"Yang harus ditempuh kalau bicara kedaulatan dan martabat bangsa, kita punya UU dan itu berlaku untuk siapapun termasuk perusahaan negara adidaya. Itu seharusnya yang ditempuh supaya kedaualatan itu bisa terwujud, tidak ada alternatif," kata pengamat pertambangan dari Indonesian Resources Studies (IRESS), Marwan Batubara, dalam sebuah diskusi di Jakarta, Sabtu (5/12).
Marwan mengungkapkan pesimisme. Faktanya, pemerintahan Jokowi dengan Sudirman Said sebagai Menteri ESDM-nya, sudah melanjutkan MoU tahun 2014 (era Presiden SBY), yaitu menyelesaikan enam poin renegoisiasi. Padahal, jika pemerintahan Jokowi bertekad menjadikan Indonesia berdaulat atas kekayaan tambangnya, Freeport harus diperintahkan tunduk kepada UU Minerba.

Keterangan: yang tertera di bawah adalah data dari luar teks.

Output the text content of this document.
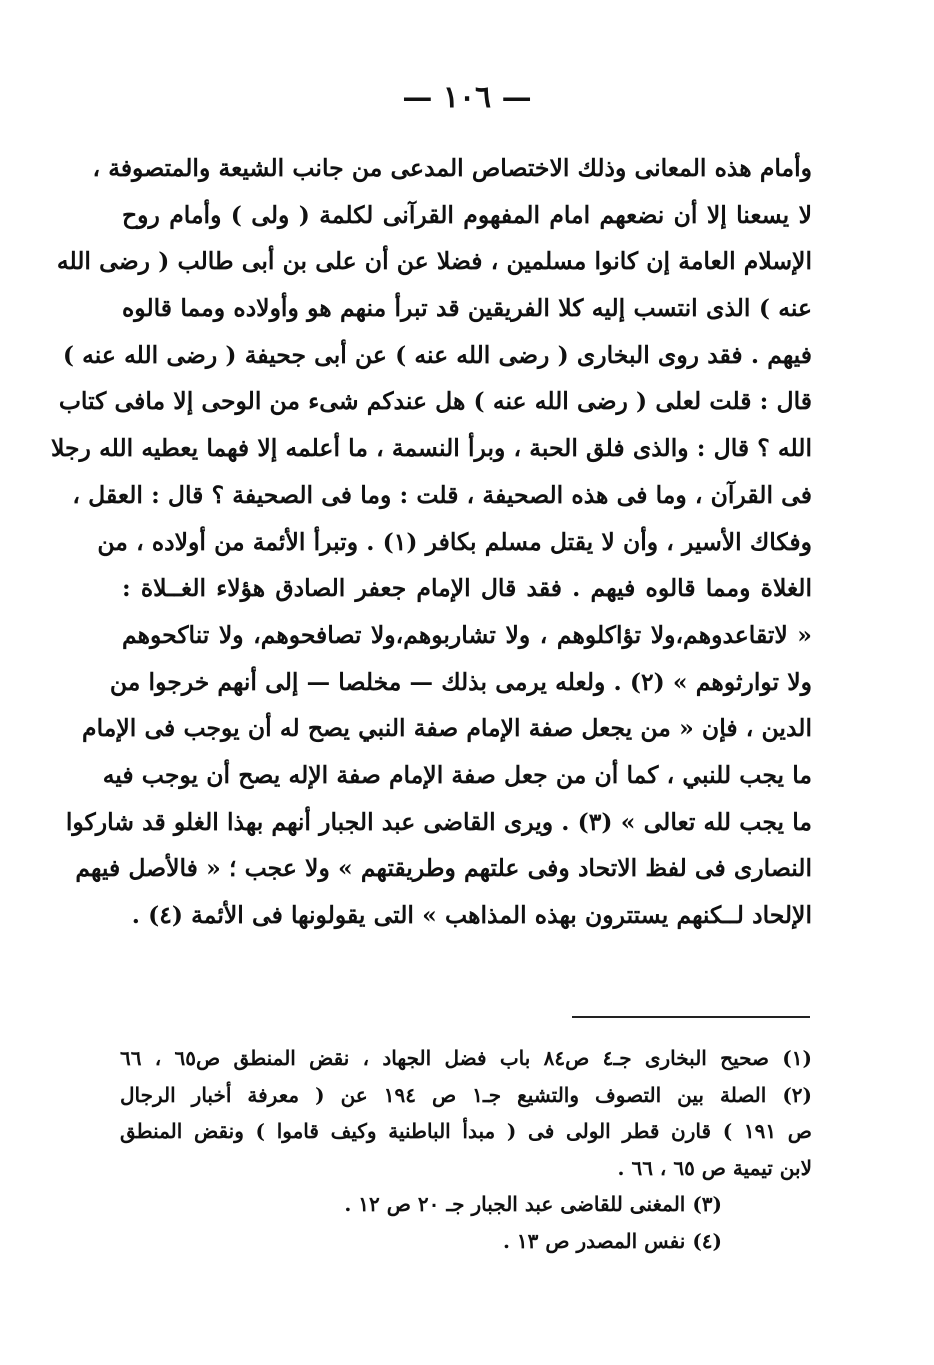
— ١٠٦ —
وأمام هذه المعانى وذلك الاختصاص المدعى من جانب الشيعة والمتصوفة ،
لا يسعنا إلا أن نضعهم امام المفهوم القرآنى لكلمة ( ولى ) وأمام روح
الإسلام العامة إن كانوا مسلمين ، فضلا عن أن على بن أبى طالب ( رضى الله
عنه ) الذى انتسب إليه كلا الفريقين قد تبرأ منهم هو وأولاده ومما قالوه
فيهم . فقد روى البخارى ( رضى الله عنه ) عن أبى جحيفة ( رضى الله عنه )
قال : قلت لعلى ( رضى الله عنه ) هل عندكم شىء من الوحى إلا مافى كتاب
الله ؟ قال : والذى فلق الحبة ، وبرأ النسمة ، ما أعلمه إلا فهما يعطيه الله رجلا
فى القرآن ، وما فى هذه الصحيفة ، قلت : وما فى الصحيفة ؟ قال : العقل ،
وفكاك الأسير ، وأن لا يقتل مسلم بكافر (١) . وتبرأ الأئمة من أولاده ، من
الغلاة ومما قالوه فيهم . فقد قال الإمام جعفر الصادق هؤلاء الغــلاة :
« لاتقاعدوهم،ولا تؤاكلوهم ، ولا تشاربوهم،ولا تصافحوهم، ولا تناكحوهم
ولا توارثوهم » (٢) . ولعله يرمى بذلك — مخلصا — إلى أنهم خرجوا من
الدين ، فإن « من يجعل صفة الإمام صفة النبي يصح له أن يوجب فى الإمام
ما يجب للنبي ، كما أن من جعل صفة الإمام صفة الإله يصح أن يوجب فيه
ما يجب لله تعالى » (٣) . ويرى القاضى عبد الجبار أنهم بهذا الغلو قد شاركوا
النصارى فى لفظ الاتحاد وفى علتهم وطريقتهم » ولا عجب ؛ « فالأصل فيهم
الإلحاد لــكنهم يستترون بهذه المذاهب » التى يقولونها فى الأئمة (٤) .
(١) صحيح البخارى جـ٤ ص٨٤ باب فضل الجهاد ، نقض المنطق ص٦٥ ، ٦٦
(٢) الصلة بين التصوف والتشيع جـ١ ص ١٩٤ عن ( معرفة أخبار الرجال
ص ١٩١ ) قارن قطر الولى فى ( مبدأ الباطنية وكيف قاموا ) ونقض المنطق
لابن تيمية ص ٦٥ ، ٦٦ .
(٣) المغنى للقاضى عبد الجبار جـ ٢٠ ص ١٢ .
(٤) نفس المصدر ص ١٣ .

"Kita mau UU yang ada sekarang jadi pegangan pemerintah. Kasih Freeport pilihan,
take it or leave it. Jadi tidak ada perpanjangan sampai 2021 dan kita yang menentukan," tegas Marwan.
"Faktanya, kita sudah lanjutkan MoU dari pemerintahan SBY, kita sudah takluk dan biarkan ekspor mineral mentah sedangkan perusahaan dalam negeri tidak mendapat kesempatan yang sama, tidak adil," tambahnya.

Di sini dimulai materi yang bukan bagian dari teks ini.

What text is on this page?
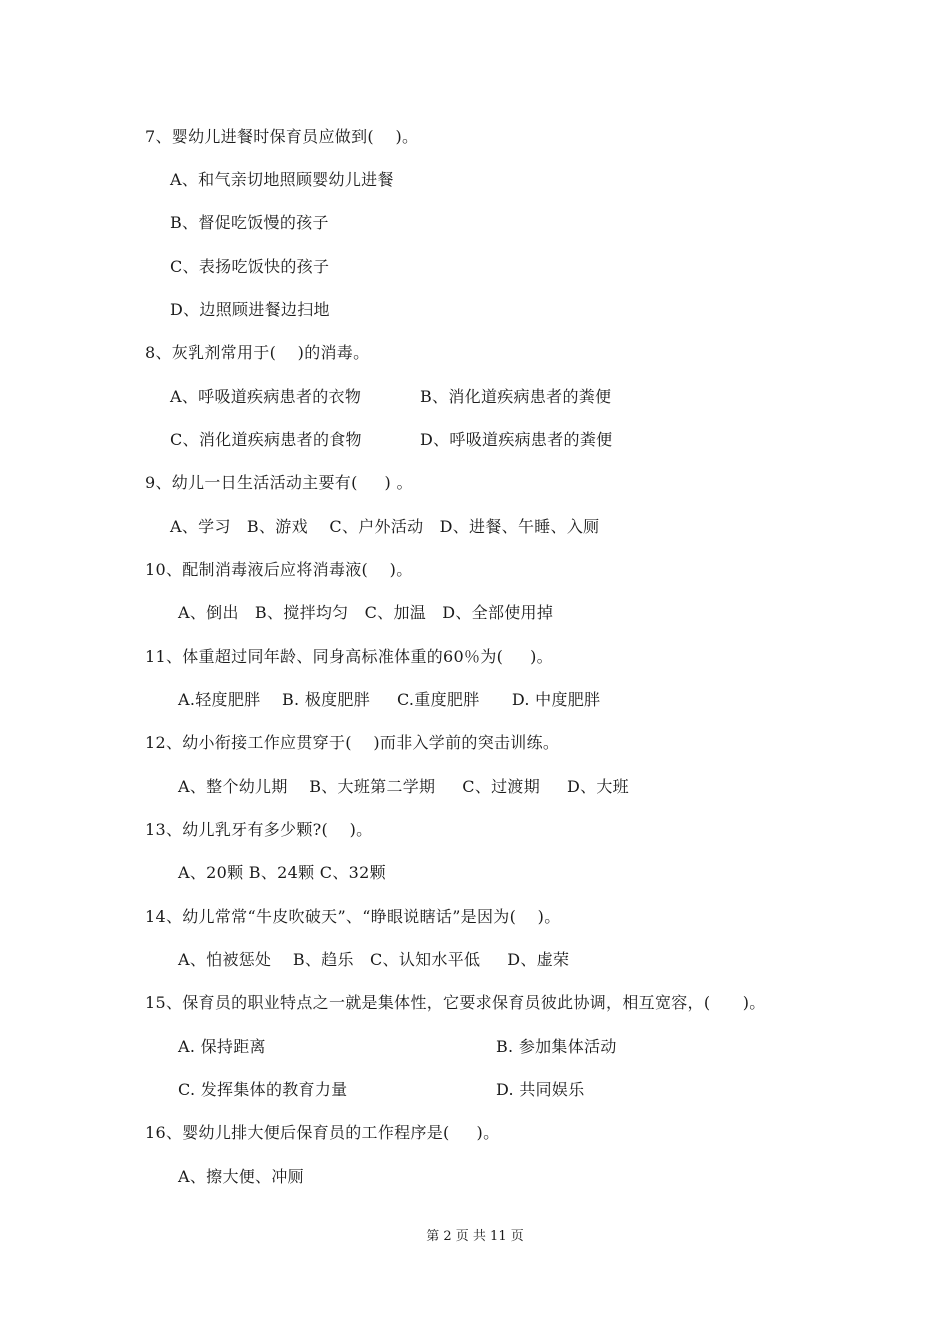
7、婴幼儿进餐时保育员应做到(    )。
A、和气亲切地照顾婴幼儿进餐
B、督促吃饭慢的孩子
C、表扬吃饭快的孩子
D、边照顾进餐边扫地
8、灰乳剂常用于(    )的消毒。
A、呼吸道疾病患者的衣物	B、消化道疾病患者的粪便
C、消化道疾病患者的食物	D、呼吸道疾病患者的粪便
9、幼儿一日生活活动主要有(     ) 。
A、学习   B、游戏    C、户外活动   D、进餐、午睡、入厕
10、配制消毒液后应将消毒液(    )。
A、倒出   B、搅拌均匀   C、加温   D、全部使用掉
11、体重超过同年龄、同身高标准体重的60％为(     )。
A.轻度肥胖    B. 极度肥胖     C.重度肥胖      D. 中度肥胖
12、幼小衔接工作应贯穿于(    )而非入学前的突击训练。
A、整个幼儿期    B、大班第二学期     C、过渡期     D、大班
13、幼儿乳牙有多少颗?(    )。
A、20颗 B、24颗 C、32颗
14、幼儿常常“牛皮吹破天”、“睁眼说瞎话”是因为(    )。
A、怕被惩处    B、趋乐   C、认知水平低     D、虚荣
15、保育员的职业特点之一就是集体性，它要求保育员彼此协调，相互宽容，(      )。
A. 保持距离	B. 参加集体活动
C. 发挥集体的教育力量	D. 共同娱乐
16、婴幼儿排大便后保育员的工作程序是(     )。
A、擦大便、冲厕
第 2 页 共 11 页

Dia mengkritik kemampuan kinerja rezim Jokowi yang sudah memperpanjang MoU, ditambah lagi memberikan indikasi perpanjangan kontrak lewat surat Menteri ESDM Sudirman Said pada tanggal 7 Oktober 2015 kepada bos Freeport di Indonesia.

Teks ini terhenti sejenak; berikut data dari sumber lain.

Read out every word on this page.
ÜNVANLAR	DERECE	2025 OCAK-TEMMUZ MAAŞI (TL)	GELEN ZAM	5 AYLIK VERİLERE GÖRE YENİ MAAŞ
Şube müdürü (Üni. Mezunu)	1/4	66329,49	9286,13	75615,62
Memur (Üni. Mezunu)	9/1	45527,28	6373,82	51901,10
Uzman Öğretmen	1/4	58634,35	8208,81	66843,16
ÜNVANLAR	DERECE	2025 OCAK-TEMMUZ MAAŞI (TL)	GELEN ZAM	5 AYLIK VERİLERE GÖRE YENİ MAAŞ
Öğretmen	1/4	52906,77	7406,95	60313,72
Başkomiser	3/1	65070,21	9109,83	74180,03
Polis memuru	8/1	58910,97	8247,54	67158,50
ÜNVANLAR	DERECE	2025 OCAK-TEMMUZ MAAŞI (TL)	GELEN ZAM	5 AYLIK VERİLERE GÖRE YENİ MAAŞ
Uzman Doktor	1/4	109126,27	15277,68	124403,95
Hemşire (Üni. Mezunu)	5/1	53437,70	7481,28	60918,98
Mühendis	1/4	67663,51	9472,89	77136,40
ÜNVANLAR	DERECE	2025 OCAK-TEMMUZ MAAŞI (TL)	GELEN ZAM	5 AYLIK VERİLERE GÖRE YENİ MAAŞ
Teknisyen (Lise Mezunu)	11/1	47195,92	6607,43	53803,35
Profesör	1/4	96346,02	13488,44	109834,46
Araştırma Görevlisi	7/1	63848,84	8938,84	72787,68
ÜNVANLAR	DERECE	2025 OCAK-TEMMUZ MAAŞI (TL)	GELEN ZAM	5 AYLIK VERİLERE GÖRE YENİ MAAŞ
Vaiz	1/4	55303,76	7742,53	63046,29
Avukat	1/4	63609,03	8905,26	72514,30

"Surat itu, oleh Freeport dirilis di sana (Amerika Serikat), dalam bentuk pernyataan bahwa Freeport sudah dapat landasan legal untuk memperpanjang kontrak. Artinya, ini (pemerintahan Jokowi) sudah takluk. Jadi, bicara kedaualatan tak bisa kita harapkan dari yang sekarang ini," tegasnya.